SANTO STEFANO ROERO Le manette sono scattate questa mattina (martedì 29 giugno) per Renato Maiolo: l’ex primo cittadino è accusato, assieme alla compagna Anna De Napoli, Segretario del centro roerino, di Dogliani, Priocca, Rodello, Belvedere Langhe e Montaldo Roero e, fino al 2019, di Vezza d’Alba, di truffa aggravata ai danni dello stato, falso morale e materiale in atti pubblici e turbativa d’asta. All’ex amministratore, in carica fino al 2019, eletto vicesindaco nella giunta guidata fino alle dimissioni, nel settembre 2020, da Giuseppe Costa, sono contestati anche i reati di peculato, minacce e porto abusivo d’armi.
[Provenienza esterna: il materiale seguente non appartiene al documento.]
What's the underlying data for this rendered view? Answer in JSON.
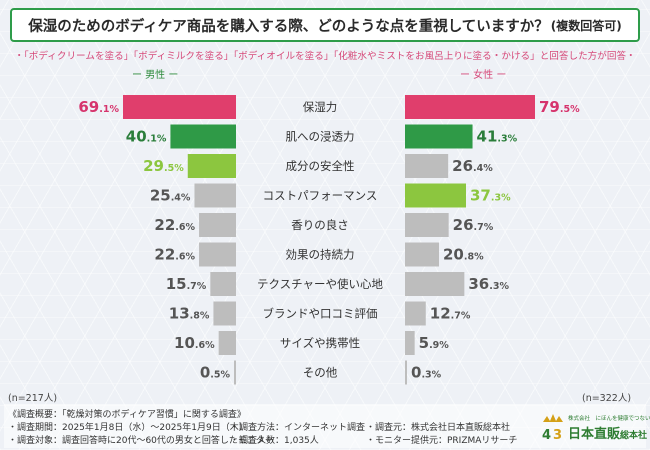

Le indagini, condotte dalla Guardia di finanza di Cuneo (denominate operazione Feudo) e coordinate dal sostituto procuratore di Asti Davide Lucignani, erano iniziate in seguito all’accertamento da parte della Corte dei conti di Torino, di un passivo da un milione e 300mila euro per le casse comunali, che si era risolto con il commissariamento dell’Ente, affidato al viceprefetto Lorella Masoero dallo scorso settembre. Ricostruendo le cause del passivo le Fiamme gialle hanno documentato un sistema fraudolento, messo a punto dall’ex sindaco e dalla compagna, assieme a due professionisti, un geometra e un architetto anch’essi raggiunti da ordinanze di custodia cautelare, per richiedere e indirizzare i finanziamenti pubblici ricevuti dall’ente (quindici milioni di euro negli ultimi quindici anni) verso opere pubbliche inutilizzate la cui progettazione, con importi talora gonfiati, veniva affidata agli stessi tecnici compiacenti.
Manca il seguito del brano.